Anahera Tevaga, a student at Lahaina Intermediate, said that people need to protect the kai, or the ocean, “not poison it.” “We need to take care of our resource so our next generation will have it as well,” she said.
Kamehameha Schools Maui student Kalena Carpenter teared up while testifying. “I see a lot of people, I can tell majority of them also love the beach,” she said.
But three students from Kamehameha Schools Maui supported the opposite view. One was Cami Nakagawa, who said that the water from the injection wells is not the “sole cause of pollution of Kahekili” Beach Park, which is located makai of the injection wells.
“It’s not the county’s fault that the reefs are dying,” Nakagawa said, noting that overfishing, overpopulation and other issues contribute to the problem.
Also testifying Tuesday morning was Rep. Angus McKelvey, whose district includes West Maui. He discounted claims that cesspool owners would be subject to a National Pollutant Discharge Elimination System permit, as the county has alleged.
McKelvey cited the EPA website for support, and he said the state Department of Health would not require the NPDES permit for residential cesspools.
He added that, if the county wins, the nation could expect a Tweet from Trump thanking Maui County’s “visionary leadership and making America great again.”
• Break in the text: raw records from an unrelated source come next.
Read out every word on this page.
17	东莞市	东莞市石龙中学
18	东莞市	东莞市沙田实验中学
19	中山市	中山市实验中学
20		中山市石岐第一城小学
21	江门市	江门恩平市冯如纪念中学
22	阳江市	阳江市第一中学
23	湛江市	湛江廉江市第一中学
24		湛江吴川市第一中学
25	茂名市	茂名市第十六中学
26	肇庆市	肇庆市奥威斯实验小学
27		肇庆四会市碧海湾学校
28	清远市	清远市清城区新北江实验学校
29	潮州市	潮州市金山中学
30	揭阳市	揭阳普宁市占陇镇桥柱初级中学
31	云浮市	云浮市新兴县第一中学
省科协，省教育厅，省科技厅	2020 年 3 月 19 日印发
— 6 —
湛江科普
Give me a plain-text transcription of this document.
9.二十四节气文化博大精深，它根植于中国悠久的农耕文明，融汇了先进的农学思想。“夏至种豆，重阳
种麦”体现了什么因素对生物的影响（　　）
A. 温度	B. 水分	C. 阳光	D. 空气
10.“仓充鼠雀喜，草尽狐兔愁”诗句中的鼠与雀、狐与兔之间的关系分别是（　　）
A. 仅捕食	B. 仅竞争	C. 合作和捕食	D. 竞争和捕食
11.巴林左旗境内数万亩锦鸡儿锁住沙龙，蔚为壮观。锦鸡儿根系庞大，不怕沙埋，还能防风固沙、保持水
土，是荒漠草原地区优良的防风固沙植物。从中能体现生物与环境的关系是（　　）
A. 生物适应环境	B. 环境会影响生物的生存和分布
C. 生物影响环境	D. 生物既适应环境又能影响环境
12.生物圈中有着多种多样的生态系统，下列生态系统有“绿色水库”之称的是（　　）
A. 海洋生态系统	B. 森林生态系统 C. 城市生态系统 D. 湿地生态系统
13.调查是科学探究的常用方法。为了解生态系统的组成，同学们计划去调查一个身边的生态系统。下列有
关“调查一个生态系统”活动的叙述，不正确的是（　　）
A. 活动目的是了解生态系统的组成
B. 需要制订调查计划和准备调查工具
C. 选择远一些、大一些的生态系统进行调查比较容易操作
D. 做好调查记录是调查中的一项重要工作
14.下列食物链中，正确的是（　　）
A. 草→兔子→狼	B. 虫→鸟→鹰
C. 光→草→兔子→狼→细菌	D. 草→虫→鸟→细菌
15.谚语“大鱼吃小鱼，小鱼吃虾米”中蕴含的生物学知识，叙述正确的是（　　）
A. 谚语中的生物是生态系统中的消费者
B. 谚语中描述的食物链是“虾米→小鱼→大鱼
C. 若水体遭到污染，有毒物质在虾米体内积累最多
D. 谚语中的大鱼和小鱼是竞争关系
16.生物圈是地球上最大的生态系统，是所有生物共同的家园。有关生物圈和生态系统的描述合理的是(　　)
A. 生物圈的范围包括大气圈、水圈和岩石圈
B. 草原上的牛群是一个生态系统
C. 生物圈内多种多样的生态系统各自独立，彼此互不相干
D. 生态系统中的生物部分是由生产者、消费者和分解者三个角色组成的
State Rep. Tina Wildberger of South Maui also supported withdrawal of the case and noted that the county Democratic Convention voted unanimously on a resolution to urge the county to end its appeal to the Supreme Court. She said the vote included Council Chairwoman Kelly King and members Yuki Lei Sugimura and Tasha Kama.
Scott Rollins, the acting chief of the county Department of Environmental Management’s Wastewater Reclamation Division, said his employees all play in the ocean and live here.
“We are not trying to pollute the ocean,” he said.
While he believes an NPDES permit is not needed for injection wells, the Supreme Court will settle the question, he said. Regardless of the decision, the Victorino administration is committed to recycling the treated wastewater and has 50 percent reused for landscaping and at golf courses.
Isaac Moriwake, an attorney for Earthjustice, said settling the case would bring things to “status quo, as it’s been for a decade.” The county can move forward with getting its NPDES permit, which requires supplying more information to the state Department of Health.
In response to questioning, Moriwake said the plaintiffs never thought it was a good idea to take the case to the Supreme Court but allowed the county to exercise its right.
“We are urging you absolutely, that’s not the right way to go,” Moriwake said.
He believes it is better to “work it out at home.” On cesspools, Moriwake said there are ways to work around that issue so that homeowners don’t need the NPDES permits.
After public testimony, the committee recessed without discussing a resolution by Victorino to authorize a revised settlement in the case. The resolution did not offer specifics, which his administration was prepared to discuss in a closed session with committee members.
Victorino said last week that the proposal is a “way to undo the harm of the lower court’s costly and unworkable decisions.”
Moriwake said Tuesday that plaintiffs have not received any word from Victorino’s administration on the settlement offer.
Victorino said the county is committed to recycling 100 percent of wastewater and not use injection wells, but that goal cannot be reached immediately and will be costly.
Another matter on the committee’s agenda is an older resolution by King to have “all forthcoming settlement offers” in the case be transmitted to the council for approval or disapproval.
In 2014, the U.S. District Court in Hawaii ruled that the county’s use of injection wells was a violation of the federal Clean Water Act.
The county appealed to the 9th U.S. Circuit Court of Appeals and lost in February 2018. The court denied the county’s request to reconsider the ruling in March 2018. However, earlier this year, the U.S. Supreme Court agreed to hear the case. It’s expected to be heard Nov. 6.